Thermal energy storage characteristics of myristic acid-palmitic eutectic mixtures encapsulated in PMMA shell

SARI A., BİÇER A., ALKAN C., Ozcan A. N.

SOLAR ENERGY MATERIALS AND SOLAR CELLS, vol.193, pp.1-6, 2019 (SCI-Expanded) identifier identifier

  • Publication Type: Article / Article
  • Volume: 193
  • Publication Date: 2019
  • Doi Number: 10.1016/j.solmat.2019.01.003
  • Journal Indexes: Science Citation Index Expanded (SCI-EXPANDED), Scopus
  • Page Numbers: pp.1-6
  • Keywords: Thermal energy storage, Latent heat, Phase change materials, Microencapsulation, Myristic acid, palmitic acid, Eutectic mixture, PMMA, MICROENCAPSULATED N-OCTADECANE, PHASE-CHANGE MATERIALS, POLY(METHYL METHACRYLATE) SHELL, FATTY-ACIDS
  • Karadeniz Technical University Affiliated: Yes


Solid-liquid phase change materials (PCMs) have been widely used in thermal energy storage (TES) systems. Fatty acids as organic solid-liquid PCMs have superiority properties like as high latent heat of storage capacity, suitable phase change temperature and low vapor pressure. However, for the use of solid-liquid PCMs are required a storage container. To meet this need, one of the most effective methods is encapsulation of the PCMs with proper polymeric shell. The encapsulation process provides PCMs several benefits such as preventing the liquid PCM outflow during phase transition, eliminating the interaction with its near environment, as well as providing a large surface area per volume. With this regard, the present study is aimed to encapsulate myristic acid-palmitic acid (MA-PA) eutectic mixture with polymethylmethacrylate(PMMA) as shell material. The prepared capsules were characterized using fourier transform infrared (FTIR) spectroscopy. FT-IR results confirmed successful encapsulation of the PCM within PMMA shell. Morphological investigations were made by using polarized optical microscopy (POM) and scanning electron microscopy (SEM) techniques. It can be deduced from the POM and SEM results that the synthesized PMMA/(MA-PA)(1:2) capsules were entirely spherical profile along due to agglomeration difficulty.
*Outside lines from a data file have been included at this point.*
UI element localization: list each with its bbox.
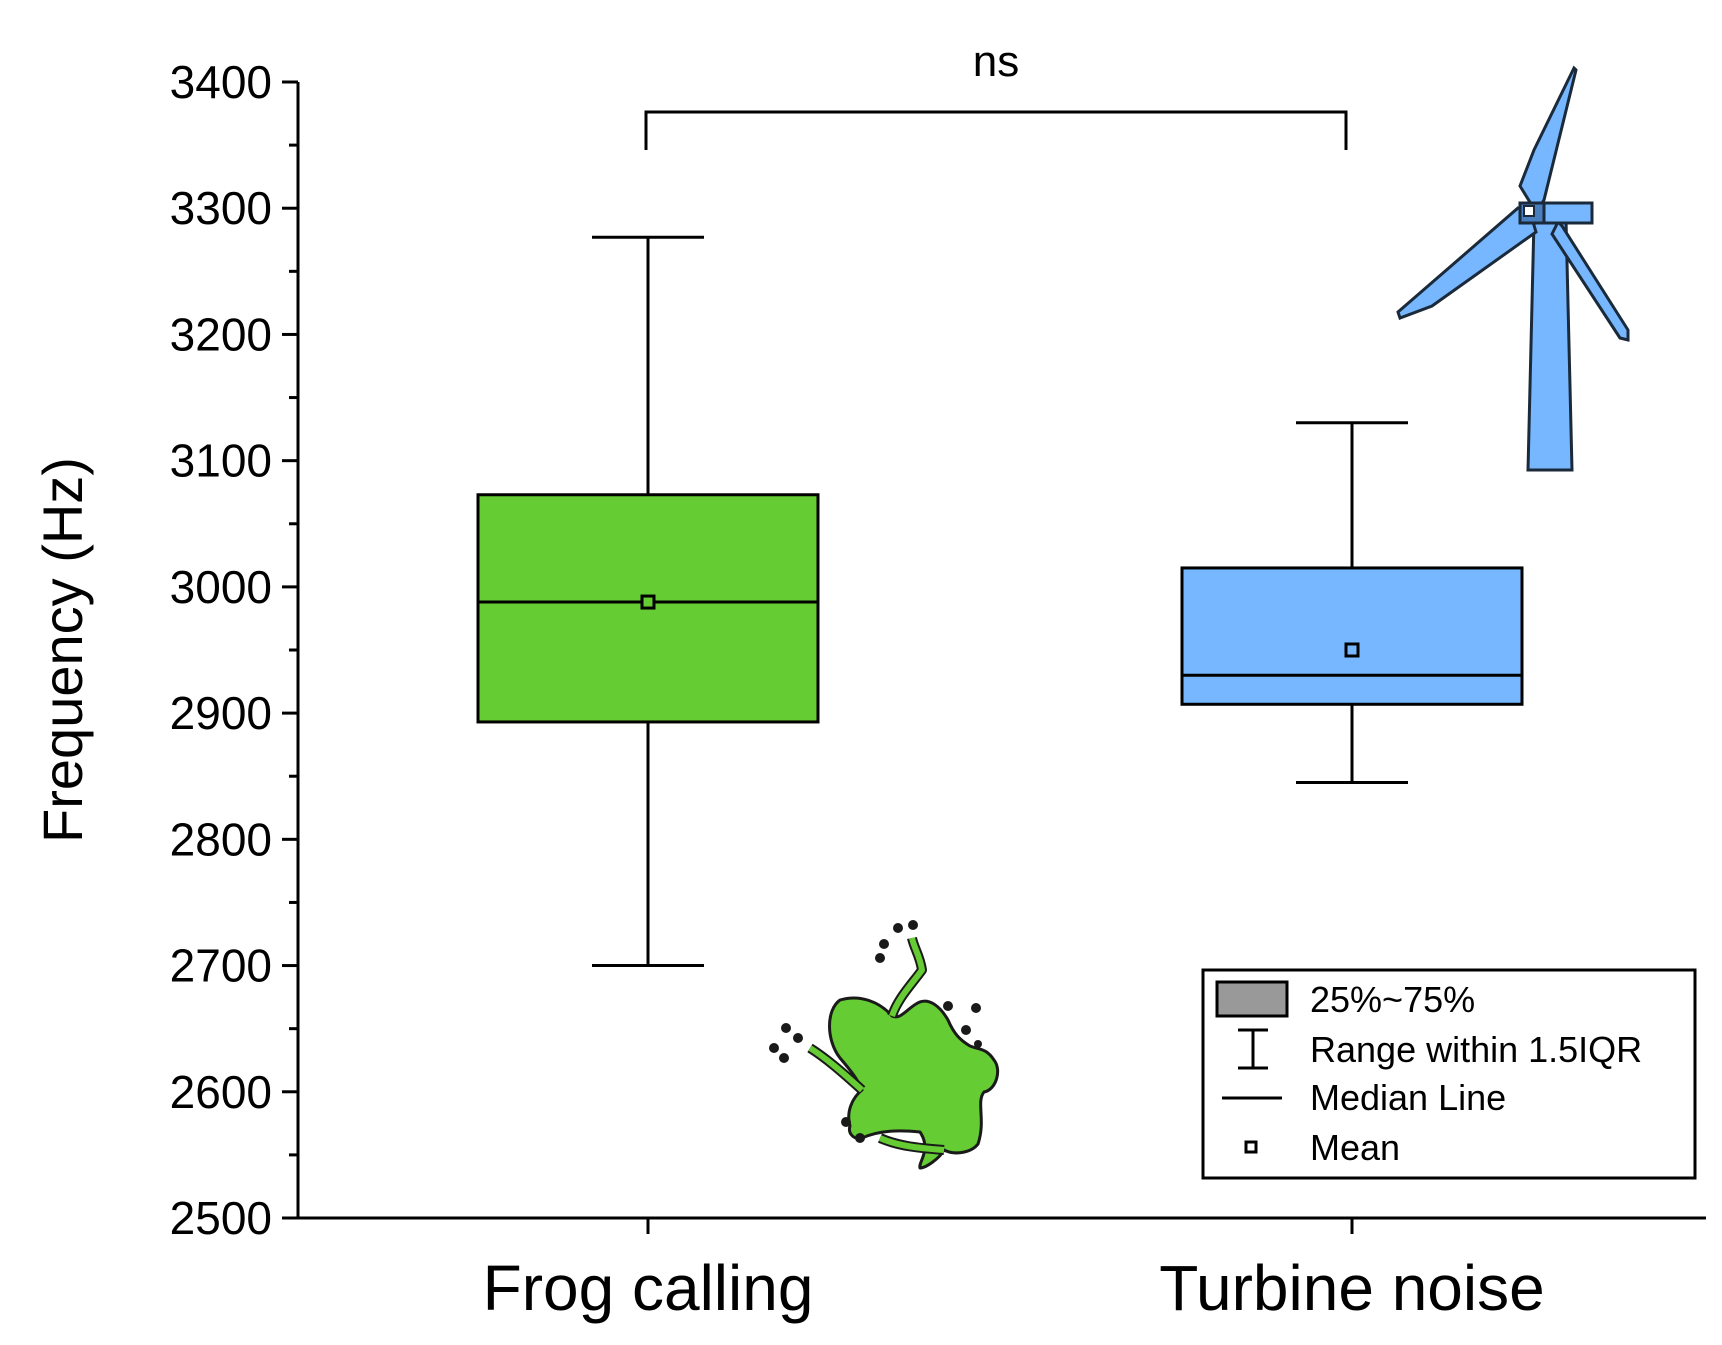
box-frog-calling — [476, 235, 820, 968]
y-tick-label: 3200 — [170, 308, 272, 360]
x-tick-label: Turbine noise — [1159, 1252, 1544, 1324]
y-ticks: 2500 2600 2700 2800 2900 3000 3100 3200 3300 3400 — [170, 56, 298, 1244]
y-tick-label: 2500 — [170, 1192, 272, 1244]
legend-box-swatch — [1215, 980, 1289, 1018]
y-tick-label: 3300 — [170, 182, 272, 234]
mean-marker — [1344, 642, 1360, 658]
legend-entry-range: Range within 1.5IQR — [1310, 1029, 1642, 1070]
legend-entry-median: Median Line — [1310, 1077, 1506, 1118]
legend-mean-swatch — [1244, 1140, 1258, 1154]
y-tick-label: 2800 — [170, 813, 272, 865]
wind-turbine-icon — [1396, 65, 1630, 472]
box-turbine-noise — [1180, 421, 1524, 785]
legend: 25%~75% Range within 1.5IQR Median Line … — [1201, 968, 1697, 1180]
y-axis-label: Frequency (Hz) — [31, 457, 94, 843]
y-tick-label: 2600 — [170, 1066, 272, 1118]
y-tick-label: 2700 — [170, 940, 272, 992]
boxes — [476, 235, 1524, 968]
mean-marker — [640, 594, 656, 610]
frog-icon — [769, 920, 1000, 1170]
significance-bracket: ns — [644, 37, 1348, 150]
x-tick-label: Frog calling — [483, 1252, 814, 1324]
y-tick-label: 3000 — [170, 561, 272, 613]
legend-entry-iqr: 25%~75% — [1310, 979, 1475, 1020]
x-ticks: Frog calling Turbine noise — [483, 1218, 1545, 1324]
y-tick-label: 3100 — [170, 435, 272, 487]
bracket-line — [644, 110, 1348, 150]
iqr-box — [1180, 566, 1524, 706]
legend-entry-mean: Mean — [1310, 1127, 1400, 1168]
y-tick-label: 3400 — [170, 56, 272, 108]
y-tick-label: 2900 — [170, 687, 272, 739]
legend-whisker-swatch — [1238, 1028, 1268, 1070]
significance-label: ns — [973, 37, 1019, 86]
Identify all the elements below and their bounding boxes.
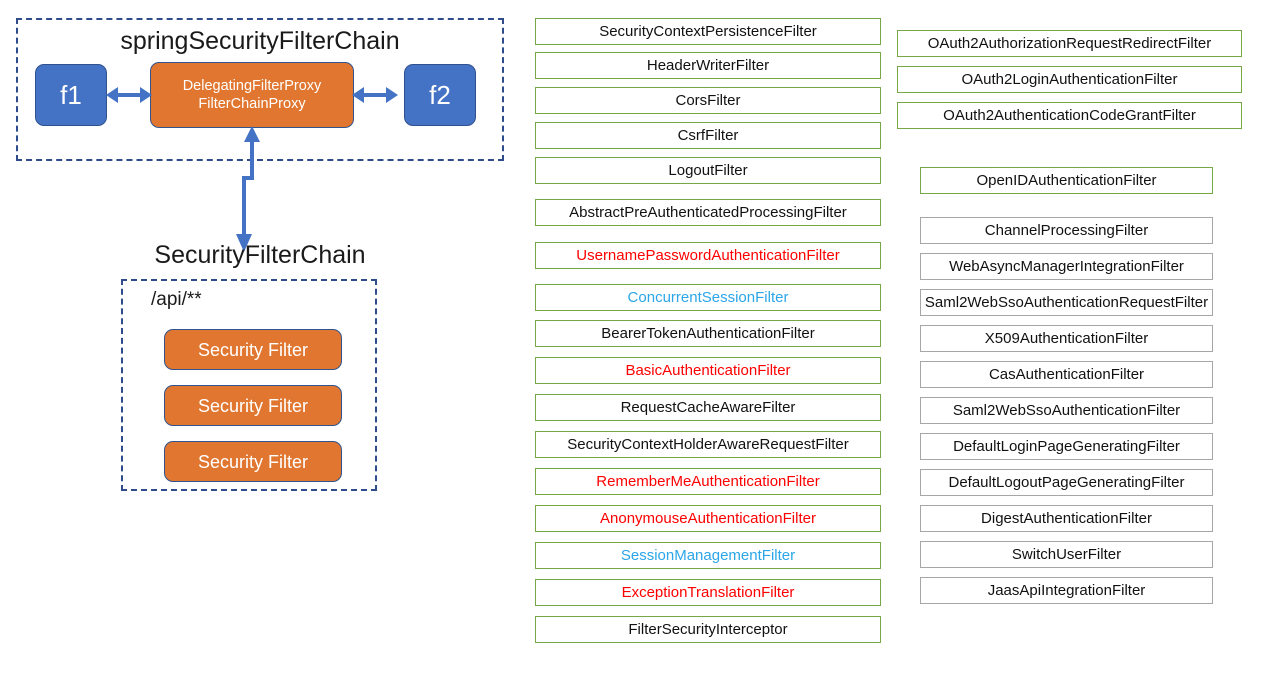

The diameter distributions of the capsules were determined by particle size distribution (PSD) analysis and the findings showed that the capsules had diameter distributions between 0.1 and 300 mu m. By differential scanning calorimetry (DSC) technique the melting temperature and latent heat storage capacity of PMMA/(MA-PA)(1:2) capsules were measured as about 38.0 degrees C and 100.5 J/g, respectively. The thermogravimetry (TGA) measurements indicated that the capsules were durable thermally up to 250 degrees C. Additionally, the produced capsules had excellent thermal and chemical stability after 5000 heating/cooling thermal cycles test. Consequently, especially PMMA/(MA-PA)(1:2) capsules are hopeful for TES applications.